Eventually, the characters should piece together enough to get well beyond these barebones facts: Lavandril Talmost is no bedchamber rake, but he was making offers to desperate nobles on behalf of a cabal of merchants and fell wizards. The cabal wants to seize rule over Waterdeep in a coup, but is well aware that to hold the city after they've seized it, they will need the support of a substantial number of nobles. The Open Lord, Palace bureaucracy, and Masked Lords have their faults and grumbling detractors, but they are what the city has been used to for centuries now, and they cannot lightly be replaced.
So the cabal identified nobles in financial trouble who don't smile upon and aren't loved by the Open Lord or the courtiers at the Palace, and sought their support. Those who gave it are now being assembled in hiding so they'll emerge unscathed from the coup an unwitting city is now rushing to encounter. The bait for these nobles is that the cabal has promised that their debts will be entirely paid off. (And those nobles who spurned the offer are being silenced, one by one, to keep word of the coming coup attempt from reaching the Palace and the Open and Masked Lords.)
All this can easily be a lively background that occasionally smites and frustrates characters more interested in their own dungeon delving, shady investments, and "honest day jobs"—but at the same time it ups the stakes and excitement for everything the characters do.
After all, Waterdeep can easily ignore adventurers engaged in their own forays into Undermountain or the beast-roamed wilderlands, and still more easily dismiss or overlook adventurers boasting of heroic exploits over tankards in taverns south of the Market or Castle Waterdeep.
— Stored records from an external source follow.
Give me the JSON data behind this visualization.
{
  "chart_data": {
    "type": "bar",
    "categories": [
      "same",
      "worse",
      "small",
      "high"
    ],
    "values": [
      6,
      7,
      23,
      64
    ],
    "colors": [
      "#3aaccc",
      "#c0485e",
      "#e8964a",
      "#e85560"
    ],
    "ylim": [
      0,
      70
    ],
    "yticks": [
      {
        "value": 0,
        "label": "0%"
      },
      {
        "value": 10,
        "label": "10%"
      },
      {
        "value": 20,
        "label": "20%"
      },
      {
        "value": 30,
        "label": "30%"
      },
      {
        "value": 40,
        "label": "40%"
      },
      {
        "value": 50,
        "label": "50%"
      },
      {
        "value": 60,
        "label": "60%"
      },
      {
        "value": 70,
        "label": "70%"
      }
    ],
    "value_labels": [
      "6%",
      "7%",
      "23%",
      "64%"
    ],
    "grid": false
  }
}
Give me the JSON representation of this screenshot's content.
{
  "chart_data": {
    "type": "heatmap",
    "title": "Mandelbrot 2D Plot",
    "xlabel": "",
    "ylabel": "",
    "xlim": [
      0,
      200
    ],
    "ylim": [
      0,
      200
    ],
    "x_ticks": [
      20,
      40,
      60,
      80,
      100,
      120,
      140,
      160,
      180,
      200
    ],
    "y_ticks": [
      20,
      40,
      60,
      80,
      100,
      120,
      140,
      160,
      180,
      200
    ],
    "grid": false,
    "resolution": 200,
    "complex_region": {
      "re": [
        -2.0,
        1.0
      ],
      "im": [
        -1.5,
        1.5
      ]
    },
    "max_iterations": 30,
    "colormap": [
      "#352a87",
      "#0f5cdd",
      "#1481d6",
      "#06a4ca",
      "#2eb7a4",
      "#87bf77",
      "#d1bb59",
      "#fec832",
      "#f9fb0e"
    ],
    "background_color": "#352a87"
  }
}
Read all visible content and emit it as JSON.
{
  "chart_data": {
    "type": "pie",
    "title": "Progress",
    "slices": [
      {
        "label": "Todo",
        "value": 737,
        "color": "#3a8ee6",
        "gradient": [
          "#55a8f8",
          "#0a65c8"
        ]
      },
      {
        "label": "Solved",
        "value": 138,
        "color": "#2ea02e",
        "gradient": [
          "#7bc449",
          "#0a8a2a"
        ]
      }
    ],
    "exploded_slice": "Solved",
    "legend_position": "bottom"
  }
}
But characters being hunted by agents of a shadowy cabal, or by the liveried bodyguards of half a dozen missing nobles, or for that matter openly working for the Open Lord or taking orders from Masked Lords, are quite likely to themselves be a central feature in the latest current clack racing from one end of the city to the other (and growing with each retelling, of course).
As one of my players said, in character, "I quite like being ten feet tall, leaving a trail of bodies in my wake, and surviving a curse sent from the Nine Hells as I deal with dragons—all before I even get out of bed in the morning and pull my boots on!"
Whether her character will quite like going up against the nastier wizards in the cabal is something that remains to be seen. Soon.